3 Easy Ways to Reduce MSA Prescription Costs

With prescription prices increasing every day, it’s harder than ever to contain costs. That’s why we put together three easy ways to reduce Workers’ Compensation Medicare Set-Aside (WCMSA) costs.[1]

1. Split the difference on dosages

Splitting higher dosages into multiple lower dosages can really cut costs. Take gabapentin, the generic form of Neurontin. Often prescribed for nerve pain, the drug comes in 100mg, 300mg, 400mg, 600mg, and 800mg pills. If the patient takes a 600mg or 800mg dose, consider asking the prescribing physician (if permitted in your jurisdiction) to prescribe two 300mg or 400mg pills instead.

Savings: The lowest current average wholesale price (AWP) cost of a 600mg to 300mg pill drops from $2.28 to $.03 per pill, while the 800mg to 400mg drops from $2.87 to $.22 per pill. ISO Claims Partners saved our client nearly $50,000 by working with the adjuster to modify the gabapentin dosage, and prevented a possible counter higher of over $100,000 in the process.

2. Two pills may be better than one

Pharmaceutical firms sometimes combine two medications in a single drug—but the costs can be much higher. For example, DUEXIS is an expensive pill that combines famotidine and ibuprofen, which, on their own, are much less costly. If jurisdictional rules allow, see if the prescribing physician will replace DUEXIS with separate prescriptions for famotidine and ibuprofen.

Savings: The DUEXIS AWP cost is $30.12 a pill. However, the AWP costs per unit for famotidine (10mg is $0.19; 20mg is $1.51; and 40mg is $3.27) and ibuprofen (800mg is $0.28) are much more reasonable. ISO Claims Partners saved our client more than $308,000 by working with the adjuster to determine that DUEXIS was no longer prescribed.

3. Watch out for limited medical use

 Adjusters need to watch out for this one: a medication that has a limited use being put into the WCMSA for recurring dosages that may not be necessary. Take Evzio, a self-treatment for opioid overdose. Physicians may prescribe Evzio, or some other type of naloxone, as a preventive measure when prescribing opioids to treat chronic pain. Because the Centers for Medicare and Medicaid Services (CMS) tends to include medications at the current prescribed frequency for the life expectancy of the claimant, annual doses of Evzio may show up in a WCMSA. This can be a high cost driver for a medication with limited, specific use.

Depending on the facts of the case, we believe adjusters can often argue that inclusion of Evzio in a WCMSA should be reduced. If a claimant has no history of opioid abuse or likely overdose, it’s valid to argue that it’s not “reasonably probable” that the claimant will need Evzio—or if it is needed, that it should be limited to one unit over the claimant’s life expectancy.
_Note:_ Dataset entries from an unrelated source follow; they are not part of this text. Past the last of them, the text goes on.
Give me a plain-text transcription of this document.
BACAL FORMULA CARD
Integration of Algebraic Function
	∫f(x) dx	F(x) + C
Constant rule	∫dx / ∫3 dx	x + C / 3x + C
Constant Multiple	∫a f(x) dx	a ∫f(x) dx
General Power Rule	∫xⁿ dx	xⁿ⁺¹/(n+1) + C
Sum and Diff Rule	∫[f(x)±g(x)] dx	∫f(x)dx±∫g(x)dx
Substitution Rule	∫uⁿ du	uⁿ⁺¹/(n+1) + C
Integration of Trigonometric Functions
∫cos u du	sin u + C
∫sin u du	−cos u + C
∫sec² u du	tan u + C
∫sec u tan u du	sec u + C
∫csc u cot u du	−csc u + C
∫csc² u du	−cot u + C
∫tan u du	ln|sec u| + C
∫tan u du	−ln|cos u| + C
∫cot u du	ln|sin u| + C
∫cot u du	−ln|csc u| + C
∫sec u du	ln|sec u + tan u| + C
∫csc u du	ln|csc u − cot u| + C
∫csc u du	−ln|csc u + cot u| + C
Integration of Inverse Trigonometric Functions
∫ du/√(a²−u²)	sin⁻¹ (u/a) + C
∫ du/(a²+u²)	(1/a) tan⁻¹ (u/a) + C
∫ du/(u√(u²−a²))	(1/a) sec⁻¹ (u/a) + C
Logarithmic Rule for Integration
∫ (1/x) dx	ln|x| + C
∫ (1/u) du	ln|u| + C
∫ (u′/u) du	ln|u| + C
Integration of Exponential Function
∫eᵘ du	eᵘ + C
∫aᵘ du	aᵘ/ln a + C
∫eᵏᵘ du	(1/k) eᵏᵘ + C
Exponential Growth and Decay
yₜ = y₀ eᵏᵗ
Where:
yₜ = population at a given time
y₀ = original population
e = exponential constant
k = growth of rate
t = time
Savings: Evzio is currently priced at $5,626.00 or $6,150.00 per unit. ISO Claims Partners saved our client more than $129,000 when we worked with a doctor to determine Evzio should no longer be prescribed.  

Putting it all together

 Remember, it’s critical to combine these strategies with supporting physician documentation, especially when you submit the WCMSA to CMS. The agency requires written evidence—ideally a signed, dated letter on the physician’s stationery—before accepting treatment changes. It’s critical both to check your state jurisdictional requirements and to plan ahead to get the documentation you need.

We hope these strategies help you reduce WCMSA costs in your cases. And remember, we at ISO Claims Partners are here for you—and we will carefully comb through each assignment to help our customers identify valuable cost savings.

For more information, please contact me directly at 978-825-8262 or Sidney.Wong@verisk.com.

[1] These potential reductions are based on the Center for Medicare and Medicaid Services’ (CMS) policy to price the lowest average wholesale price (AWP) from Redbook when reviewing a Workers’ Compensation Medicare Set-Aside (WCMSA); and while the lowest AWP price applies to WCMSAs, the retail price may be priced higher in the administration of a claim.